Selena was in the bathroom and she called out that she would be right out.

“I took care of the intimacy problem.” Joe said by the door.

“I know, I listened behind the door. Thank you. My Dad is going to be protective again for a bit. Humor him.” She said behind the door as Joe heard the handle turn and she opened it.

Selena stepped out naked with one hand over her thick bush of pubic hair and her vagina. “I’m sorry, I know you like to see my pink, but they wouldn’t let me shave at the hospital.” She said demurely as if offering herself for judgment.

Joe’s voice caught in his throat as he admired her body as he drank in her sexy shyness.

“Oh my God!” Joe said, his voice quivering as if he were about to break up. “You ARE the most beautiful woman God ever put on the earth.” His voice trailing off as a tear escaped his eye...
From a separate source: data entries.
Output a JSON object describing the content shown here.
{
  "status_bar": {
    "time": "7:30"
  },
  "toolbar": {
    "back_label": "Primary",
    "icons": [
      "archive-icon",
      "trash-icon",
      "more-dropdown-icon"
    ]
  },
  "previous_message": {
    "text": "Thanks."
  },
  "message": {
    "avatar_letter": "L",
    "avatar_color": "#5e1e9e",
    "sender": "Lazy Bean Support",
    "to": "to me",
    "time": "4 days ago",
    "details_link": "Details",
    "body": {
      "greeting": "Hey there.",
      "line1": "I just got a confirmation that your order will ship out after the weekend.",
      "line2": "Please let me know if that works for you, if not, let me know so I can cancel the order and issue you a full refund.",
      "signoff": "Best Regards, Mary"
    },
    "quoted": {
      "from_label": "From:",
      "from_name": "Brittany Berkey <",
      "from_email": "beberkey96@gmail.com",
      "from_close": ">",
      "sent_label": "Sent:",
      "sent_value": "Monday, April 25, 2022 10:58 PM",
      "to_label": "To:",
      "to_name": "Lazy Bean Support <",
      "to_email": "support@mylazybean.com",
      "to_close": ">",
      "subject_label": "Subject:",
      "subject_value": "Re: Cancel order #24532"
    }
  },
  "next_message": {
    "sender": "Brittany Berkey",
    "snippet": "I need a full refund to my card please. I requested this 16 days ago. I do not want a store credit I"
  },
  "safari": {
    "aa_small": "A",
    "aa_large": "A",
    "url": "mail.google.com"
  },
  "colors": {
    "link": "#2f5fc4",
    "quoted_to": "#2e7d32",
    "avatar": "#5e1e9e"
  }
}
Selena walked to him kissed away the tear, put her arms around him and rested her head on his shoulder, now sobbing herself.

“I never thought I would ever feel you like this again.” She said as she stood back and began to unbutton his shirt.

Joe went to help her but she pushed his hand away and continued unbuttoning until she took it just below the collar tips and pushed it over his shoulders to let fall off his arms.

She smiled a devilish smile as she brought her hands to his belt and noticed the bulge growing already.

“You’re such a beautiful man, I can’t wait for this.” She whispered as she unbuckled the belt and drew down his zipper.

She took hold of the top of his pants and pushed it together to unslide the clasp, letting his pants fall with the weight of his belt and things in his pockets.

She stood back and knelt to inspect the long scars on his legs from his knee replacements. She ran her fingers over them and looked up at him long and pouty.